Seit Montagabend sind die 23 Schüler aus der Regener Partnerstadt im nördlichen Hessen im Bayerwald zu Besuch. Es ist ein Stück weit ein Arbeits-Besuch, denn er findet im Rahmen der Projektwoche der Klasse 9 d an der Regener Realschule statt. Die 32 jungen Regener haben die Eschweger, die von der dortigen Anne-Frank-Gesamtschule kommen, auch in ihren Familien untergebracht und die Projektwoche mit umfangreichem Programm komplett selbst vorbereitet, wie die Betreuungslehrerinnen Beate Winter und Sandra Kisyma betonen.
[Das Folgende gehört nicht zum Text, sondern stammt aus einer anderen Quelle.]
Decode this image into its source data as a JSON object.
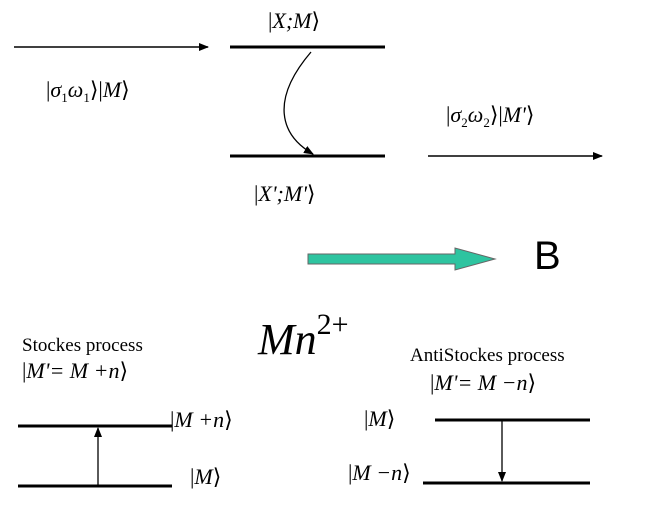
{
  "top": {
    "initial_state": {
      "pre": "σ",
      "sub1": "1",
      "mid": "ω",
      "sub2": "1",
      "post": "M"
    },
    "intermediate_state": "X;M",
    "final_intermediate_state": "X';M'",
    "scattered_state": {
      "pre": "σ",
      "sub1": "2",
      "mid": "ω",
      "sub2": "2",
      "post": "M'"
    }
  },
  "field": {
    "label": "B",
    "arrow_color": "#2ec4a0"
  },
  "ion": {
    "base": "Mn",
    "charge": "2+"
  },
  "stockes": {
    "title": "Stockes process",
    "relation": "M'= M +n",
    "upper_level": "M +n",
    "lower_level": "M"
  },
  "antistockes": {
    "title": "AntiStockes process",
    "relation": "M'= M −n",
    "upper_level": "M",
    "lower_level": "M −n"
  }
}
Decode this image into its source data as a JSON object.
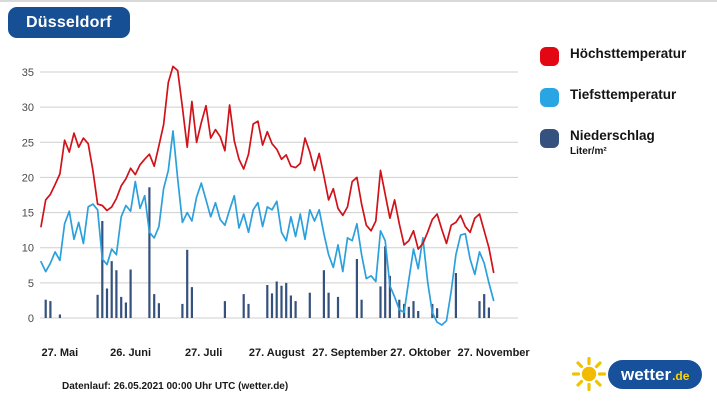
{
  "page": {
    "title_badge": "Düsseldorf",
    "datenlauf": "Datenlauf: 26.05.2021 00:00 Uhr UTC (wetter.de)"
  },
  "legend": {
    "items": [
      {
        "label": "Höchsttemperatur",
        "color": "#e30613"
      },
      {
        "label": "Tiefsttemperatur",
        "color": "#29a5e3"
      },
      {
        "label": "Niederschlag",
        "sublabel": "Liter/m²",
        "color": "#35527e"
      }
    ]
  },
  "logo": {
    "brand": "wetter",
    "tld": ".de",
    "pill_color": "#17509b",
    "sun_color": "#f2bb00"
  },
  "chart_data": {
    "type": "line+bar",
    "title": "Düsseldorf",
    "xlabel": "",
    "ylabel": "",
    "x_unit": "day_index",
    "x_step_days": 2,
    "x_tick_labels": [
      "27. Mai",
      "26. Juni",
      "27. Juli",
      "27. August",
      "27. September",
      "27. Oktober",
      "27. November"
    ],
    "x_tick_days": [
      8,
      38,
      69,
      100,
      131,
      161,
      192
    ],
    "y_ticks": [
      0,
      5,
      10,
      15,
      20,
      25,
      30,
      35
    ],
    "ylim": [
      0,
      35
    ],
    "grid": true,
    "legend_position": "right",
    "series": [
      {
        "name": "Höchsttemperatur",
        "type": "line",
        "unit": "°C",
        "color": "#d01219",
        "values": [
          13,
          16.8,
          17.6,
          19,
          20.5,
          25.3,
          23.6,
          26.3,
          24.3,
          25.6,
          24.8,
          21,
          16.2,
          16,
          15.3,
          15.8,
          17,
          18.8,
          19.8,
          21.3,
          20.4,
          21.8,
          22.6,
          23.3,
          21.6,
          24.5,
          27.5,
          33.5,
          35.8,
          35.2,
          30,
          24.3,
          30.8,
          25,
          27.8,
          30.2,
          25.6,
          26.8,
          25.8,
          23.8,
          30.3,
          25.2,
          22.6,
          21.2,
          23.3,
          27.6,
          28,
          24.6,
          26.5,
          24.8,
          24,
          22.6,
          23.2,
          21.6,
          21.4,
          22,
          25.6,
          23.6,
          21,
          23.4,
          20.2,
          16.8,
          18.4,
          15.6,
          14.6,
          15.8,
          19.4,
          20,
          16.2,
          13.2,
          12.4,
          13.8,
          21,
          17.6,
          14.2,
          16.8,
          13.4,
          10.4,
          11,
          12.4,
          9.8,
          10.6,
          12.2,
          14,
          14.8,
          12.6,
          10.6,
          13.2,
          13.6,
          14.6,
          13,
          12.2,
          14.2,
          14.8,
          12.4,
          10,
          6.5
        ]
      },
      {
        "name": "Tiefsttemperatur",
        "type": "line",
        "unit": "°C",
        "color": "#2ba0dd",
        "values": [
          8,
          6.6,
          7.8,
          9.4,
          8.2,
          13.4,
          15.2,
          11.2,
          13.6,
          10.6,
          15.8,
          16.2,
          15.4,
          8.4,
          7.6,
          9.8,
          9,
          14.4,
          16,
          15.2,
          19.4,
          15.6,
          17.4,
          12.2,
          11.4,
          13,
          18.4,
          21,
          26.6,
          19.8,
          13.6,
          15,
          13.8,
          17.2,
          19.2,
          16.8,
          14.4,
          16.4,
          14,
          13.2,
          15.4,
          17.4,
          12.8,
          14.8,
          12.2,
          15.4,
          16.4,
          13,
          15.8,
          15.4,
          16.6,
          12.2,
          11,
          14.4,
          11.6,
          14.8,
          11.2,
          15.4,
          13.8,
          15.4,
          12,
          9,
          7.2,
          10.4,
          6.6,
          11.4,
          11,
          13.4,
          9,
          5.6,
          6,
          5.2,
          12.4,
          11,
          4.6,
          3,
          1.2,
          0.8,
          5.4,
          9.8,
          7,
          11.4,
          5.2,
          0.8,
          -0.6,
          -1,
          -0.4,
          3.8,
          9,
          11.8,
          12,
          8.4,
          6.2,
          9.4,
          7.8,
          5,
          2.5
        ]
      },
      {
        "name": "Niederschlag",
        "type": "bar",
        "unit": "Liter/m²",
        "color": "#35527e",
        "values": [
          0,
          2.6,
          2.4,
          0,
          0.5,
          0,
          0,
          0,
          0,
          0,
          0,
          0,
          3.3,
          13.8,
          4.2,
          8.1,
          6.8,
          3,
          2.2,
          6.9,
          0,
          0,
          0,
          18.6,
          3.4,
          2.1,
          0,
          0,
          0,
          0,
          2,
          9.7,
          4.4,
          0,
          0,
          0,
          0,
          0,
          0,
          2.4,
          0,
          0,
          0,
          3.4,
          2,
          0,
          0,
          0,
          4.7,
          3.5,
          5.2,
          4.6,
          5,
          3.2,
          2.4,
          0,
          0,
          3.6,
          0,
          0,
          6.8,
          3.6,
          0,
          3,
          0,
          0,
          0,
          8.4,
          2.6,
          0,
          0,
          0,
          4.5,
          10.2,
          6,
          0,
          2.6,
          2,
          1.6,
          2.4,
          1,
          0,
          0,
          2,
          1.4,
          0,
          0,
          0,
          6.4,
          0,
          0,
          0,
          0,
          2.4,
          3.4,
          1.5,
          0
        ]
      }
    ]
  }
}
Das habe sie, sagt Winter, ebenso beeindruckt wie ihre Eschweger Kollegen Hendrik Bergmann und Heike Schwanz, die bei der Projektwoche dabei waren. In vielen Workshops wurden Gemeinsamkeiten und Unterschiede herausgearbeitet, in den Bereichen Kultur und Brauchtum, die unterschiedlichen Dialekte wurden in einem Quiz einander gegenübergestellt. Die Hessen bekamen eine Einführung in die auch für Schüler wichtigen bayerischen Kartenspiele. Es wurde aber auch ganz ernsthaft im Unterricht gearbeitet, so verglichen die Schüler die Schulsysteme von Bayern und Hessen.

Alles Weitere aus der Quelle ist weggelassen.